Even having her son far away, she knows she is lucky that he is stationed in the United States and not halfway across the world.
For nine years, Enright has taught at Perry Meridian High School and sat through the Veterans Day program. Once her son joined the military, the atmosphere of the event evolved into a palpable occasion to picture her child being the first soldier and veteran in her family.
“I’ve always appreciated service members, but when he signed in, the very next Veterans Day was full of emotion,” Enright says .
While standing in the bleachers, Enright can remember tearing up at the notion that it finally felt real sitting through it all. Through what she has learned with her son discussing the people he has worked with and his deployment, her appreciation has grown for service members and families.
Both her two youngest children get excited to converse about their older brother or anyone in service.
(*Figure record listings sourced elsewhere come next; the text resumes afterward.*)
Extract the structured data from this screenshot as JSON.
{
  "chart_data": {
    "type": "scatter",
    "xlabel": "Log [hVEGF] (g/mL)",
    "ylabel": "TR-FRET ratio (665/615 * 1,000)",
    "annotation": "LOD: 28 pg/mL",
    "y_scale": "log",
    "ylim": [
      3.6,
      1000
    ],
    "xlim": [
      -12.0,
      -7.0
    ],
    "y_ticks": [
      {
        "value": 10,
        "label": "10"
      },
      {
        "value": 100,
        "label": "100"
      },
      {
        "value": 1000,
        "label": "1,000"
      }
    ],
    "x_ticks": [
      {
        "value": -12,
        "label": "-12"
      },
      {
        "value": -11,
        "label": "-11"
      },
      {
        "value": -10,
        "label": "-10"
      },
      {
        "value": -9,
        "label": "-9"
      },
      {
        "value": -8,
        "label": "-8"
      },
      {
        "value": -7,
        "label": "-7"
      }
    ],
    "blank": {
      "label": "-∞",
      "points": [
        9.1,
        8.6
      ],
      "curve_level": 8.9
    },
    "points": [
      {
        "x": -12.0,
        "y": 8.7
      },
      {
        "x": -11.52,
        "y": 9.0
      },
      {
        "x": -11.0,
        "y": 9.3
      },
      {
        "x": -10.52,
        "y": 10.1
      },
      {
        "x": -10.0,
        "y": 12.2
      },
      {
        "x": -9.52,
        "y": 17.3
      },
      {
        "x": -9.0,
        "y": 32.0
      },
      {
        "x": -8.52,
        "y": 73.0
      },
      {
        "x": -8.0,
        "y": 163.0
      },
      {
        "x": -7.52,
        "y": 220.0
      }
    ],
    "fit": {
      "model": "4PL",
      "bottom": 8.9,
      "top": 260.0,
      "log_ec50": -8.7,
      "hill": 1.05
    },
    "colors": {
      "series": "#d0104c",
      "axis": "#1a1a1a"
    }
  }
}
Enright’s four-year old boy loves to show his appreciation to his big brother by dressing up in his camo outfits.
Additionally, government and psychology teacher Julie Carey enlisted in the Army in the early 1990s, following suit with her grandfather’s and father’s service in the Army. A military occupation has always been in her family’s history, ranging from a grandfather in World War I to a cousin as a nurse on the mobile army surgical hospital in the Korean War.
When asked what Veterans Day means to her, Carey replies it reminds her of the transformative exposure she endured during her service. Carey didn’t anticipate what the Army would be like on her first day.
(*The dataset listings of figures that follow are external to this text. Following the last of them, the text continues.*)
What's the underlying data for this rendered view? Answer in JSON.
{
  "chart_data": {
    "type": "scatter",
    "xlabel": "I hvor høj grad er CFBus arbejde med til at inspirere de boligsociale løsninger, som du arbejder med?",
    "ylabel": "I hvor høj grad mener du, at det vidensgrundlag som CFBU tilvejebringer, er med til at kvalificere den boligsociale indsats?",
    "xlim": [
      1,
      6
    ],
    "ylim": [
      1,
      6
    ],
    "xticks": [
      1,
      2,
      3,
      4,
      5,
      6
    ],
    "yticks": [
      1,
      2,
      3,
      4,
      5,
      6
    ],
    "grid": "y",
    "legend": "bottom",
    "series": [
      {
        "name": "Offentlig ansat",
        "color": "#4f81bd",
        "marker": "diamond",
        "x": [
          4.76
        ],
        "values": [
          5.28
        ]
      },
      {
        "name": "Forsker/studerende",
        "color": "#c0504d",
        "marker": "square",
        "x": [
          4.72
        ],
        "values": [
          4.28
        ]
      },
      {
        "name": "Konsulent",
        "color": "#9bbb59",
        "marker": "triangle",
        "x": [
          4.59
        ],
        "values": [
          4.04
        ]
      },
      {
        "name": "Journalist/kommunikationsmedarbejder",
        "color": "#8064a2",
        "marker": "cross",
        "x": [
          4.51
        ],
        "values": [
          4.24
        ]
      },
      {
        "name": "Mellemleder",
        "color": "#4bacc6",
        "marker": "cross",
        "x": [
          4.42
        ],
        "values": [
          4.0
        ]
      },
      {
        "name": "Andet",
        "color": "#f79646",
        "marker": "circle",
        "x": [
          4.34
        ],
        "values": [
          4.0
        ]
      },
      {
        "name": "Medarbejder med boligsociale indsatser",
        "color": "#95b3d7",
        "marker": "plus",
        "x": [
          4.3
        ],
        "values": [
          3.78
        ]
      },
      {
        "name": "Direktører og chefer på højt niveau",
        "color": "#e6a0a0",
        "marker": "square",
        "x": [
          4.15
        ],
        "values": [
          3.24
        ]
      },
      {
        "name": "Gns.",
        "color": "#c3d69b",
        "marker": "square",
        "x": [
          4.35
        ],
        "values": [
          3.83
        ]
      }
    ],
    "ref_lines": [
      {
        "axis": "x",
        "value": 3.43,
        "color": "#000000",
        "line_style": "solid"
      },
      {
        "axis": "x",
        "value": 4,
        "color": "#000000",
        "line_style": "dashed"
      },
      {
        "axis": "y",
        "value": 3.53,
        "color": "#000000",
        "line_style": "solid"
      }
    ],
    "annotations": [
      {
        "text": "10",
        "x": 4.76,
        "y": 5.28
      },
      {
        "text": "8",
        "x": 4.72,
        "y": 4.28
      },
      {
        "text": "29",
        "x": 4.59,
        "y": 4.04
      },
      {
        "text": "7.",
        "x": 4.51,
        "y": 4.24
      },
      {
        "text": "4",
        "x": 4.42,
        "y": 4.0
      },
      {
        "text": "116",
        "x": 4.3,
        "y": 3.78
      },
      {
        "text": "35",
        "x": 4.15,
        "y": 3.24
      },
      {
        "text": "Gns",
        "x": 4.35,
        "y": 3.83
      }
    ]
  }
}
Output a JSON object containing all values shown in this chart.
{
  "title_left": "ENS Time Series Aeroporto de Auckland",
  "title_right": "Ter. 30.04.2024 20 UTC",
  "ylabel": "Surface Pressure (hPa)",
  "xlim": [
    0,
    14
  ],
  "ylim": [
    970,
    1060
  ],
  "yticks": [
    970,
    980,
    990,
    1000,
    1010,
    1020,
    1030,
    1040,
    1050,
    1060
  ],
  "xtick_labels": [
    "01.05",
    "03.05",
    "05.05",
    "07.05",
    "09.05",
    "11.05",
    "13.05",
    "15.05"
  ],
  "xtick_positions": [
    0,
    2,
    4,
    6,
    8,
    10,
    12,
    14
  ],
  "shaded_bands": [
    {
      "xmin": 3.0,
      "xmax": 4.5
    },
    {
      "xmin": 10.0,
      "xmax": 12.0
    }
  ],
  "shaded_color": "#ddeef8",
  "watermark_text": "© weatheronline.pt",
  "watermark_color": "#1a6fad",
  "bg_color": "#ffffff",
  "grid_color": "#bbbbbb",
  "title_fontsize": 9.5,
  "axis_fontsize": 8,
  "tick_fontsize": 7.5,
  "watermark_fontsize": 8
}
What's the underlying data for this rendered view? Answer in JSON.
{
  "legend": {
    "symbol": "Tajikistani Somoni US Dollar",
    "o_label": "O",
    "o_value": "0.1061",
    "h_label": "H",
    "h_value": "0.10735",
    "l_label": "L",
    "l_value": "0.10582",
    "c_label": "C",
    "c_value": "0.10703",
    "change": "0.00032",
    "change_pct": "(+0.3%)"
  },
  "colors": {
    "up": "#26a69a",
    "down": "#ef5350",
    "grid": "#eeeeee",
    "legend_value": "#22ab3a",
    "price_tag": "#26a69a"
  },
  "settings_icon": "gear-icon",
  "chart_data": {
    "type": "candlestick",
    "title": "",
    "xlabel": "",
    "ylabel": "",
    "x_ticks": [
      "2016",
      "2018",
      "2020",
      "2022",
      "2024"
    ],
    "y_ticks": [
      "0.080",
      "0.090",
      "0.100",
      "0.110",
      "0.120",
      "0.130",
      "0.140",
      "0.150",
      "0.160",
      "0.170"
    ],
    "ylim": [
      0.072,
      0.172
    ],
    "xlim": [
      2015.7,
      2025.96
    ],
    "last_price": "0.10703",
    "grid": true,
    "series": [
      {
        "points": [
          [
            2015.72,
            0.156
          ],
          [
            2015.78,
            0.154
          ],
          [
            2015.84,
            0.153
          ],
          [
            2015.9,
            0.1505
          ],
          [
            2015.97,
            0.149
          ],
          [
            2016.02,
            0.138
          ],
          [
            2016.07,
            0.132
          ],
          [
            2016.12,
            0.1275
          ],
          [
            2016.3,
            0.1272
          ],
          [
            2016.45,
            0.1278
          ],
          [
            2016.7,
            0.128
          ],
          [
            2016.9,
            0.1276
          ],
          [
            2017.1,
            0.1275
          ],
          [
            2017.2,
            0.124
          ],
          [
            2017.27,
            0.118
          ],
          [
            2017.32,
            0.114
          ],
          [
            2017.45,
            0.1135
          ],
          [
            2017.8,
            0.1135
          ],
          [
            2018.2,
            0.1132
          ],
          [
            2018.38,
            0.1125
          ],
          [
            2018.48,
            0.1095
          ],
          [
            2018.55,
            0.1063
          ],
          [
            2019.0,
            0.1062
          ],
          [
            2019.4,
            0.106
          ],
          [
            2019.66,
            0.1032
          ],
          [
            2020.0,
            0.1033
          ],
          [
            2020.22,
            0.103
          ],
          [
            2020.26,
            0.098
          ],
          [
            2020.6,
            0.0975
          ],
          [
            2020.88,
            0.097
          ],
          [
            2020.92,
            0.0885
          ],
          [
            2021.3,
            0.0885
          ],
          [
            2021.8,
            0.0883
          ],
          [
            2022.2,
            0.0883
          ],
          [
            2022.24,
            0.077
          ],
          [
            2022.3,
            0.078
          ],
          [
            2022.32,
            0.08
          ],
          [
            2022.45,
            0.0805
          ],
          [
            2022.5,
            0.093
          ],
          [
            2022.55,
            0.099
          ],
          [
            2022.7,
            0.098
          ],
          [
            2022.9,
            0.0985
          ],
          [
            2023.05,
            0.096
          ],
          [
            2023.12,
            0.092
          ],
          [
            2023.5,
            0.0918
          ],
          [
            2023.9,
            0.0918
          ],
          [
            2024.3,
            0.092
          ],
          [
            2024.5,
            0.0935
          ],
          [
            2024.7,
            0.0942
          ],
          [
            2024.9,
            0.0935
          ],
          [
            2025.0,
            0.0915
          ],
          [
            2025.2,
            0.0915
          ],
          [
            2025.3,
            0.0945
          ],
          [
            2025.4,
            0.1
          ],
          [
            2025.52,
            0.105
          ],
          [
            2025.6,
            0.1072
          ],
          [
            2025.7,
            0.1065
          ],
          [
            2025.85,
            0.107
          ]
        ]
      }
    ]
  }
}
“I don’t think movies and television shows about war does the process justice,” Carey states.

Air school was one of her favorite memories. After two weeks of air school practicing jumping out of a moving aircraft, Carey felt prepared to tackle whatever assignment was next.
“I remember I was in Alaska for Northern warfare training,” she says. “My troop and I spent eight days on a glacier.”
Within those eight days, Carey was trained to haul men, women and equipment across the icy terrain, occasionally fifty feet down a crevasse.
From walking through a live agent chamber, being the security to the 1996 summer Olympics a day before the bombing and being the first woman in her chemical and nuclear warfare platoon to receive her position, Carey recalls most of how these experiences come from everyday people.
“You don’t have to be someone special to have a passion to give back and to serve for people,” Carey says.
Her tradition on Veterans Day: calling her brother and then her cousin to thank her for her service when she was alive. Carey’s brother spent over twenty years in the Army serving in the Gulf War, Desert Storm and other disputes in the Middle East.
“Those two always looked to others as the heroes,” Carey says. “I see my brothers service as being heroic. It’s important to recognize others.”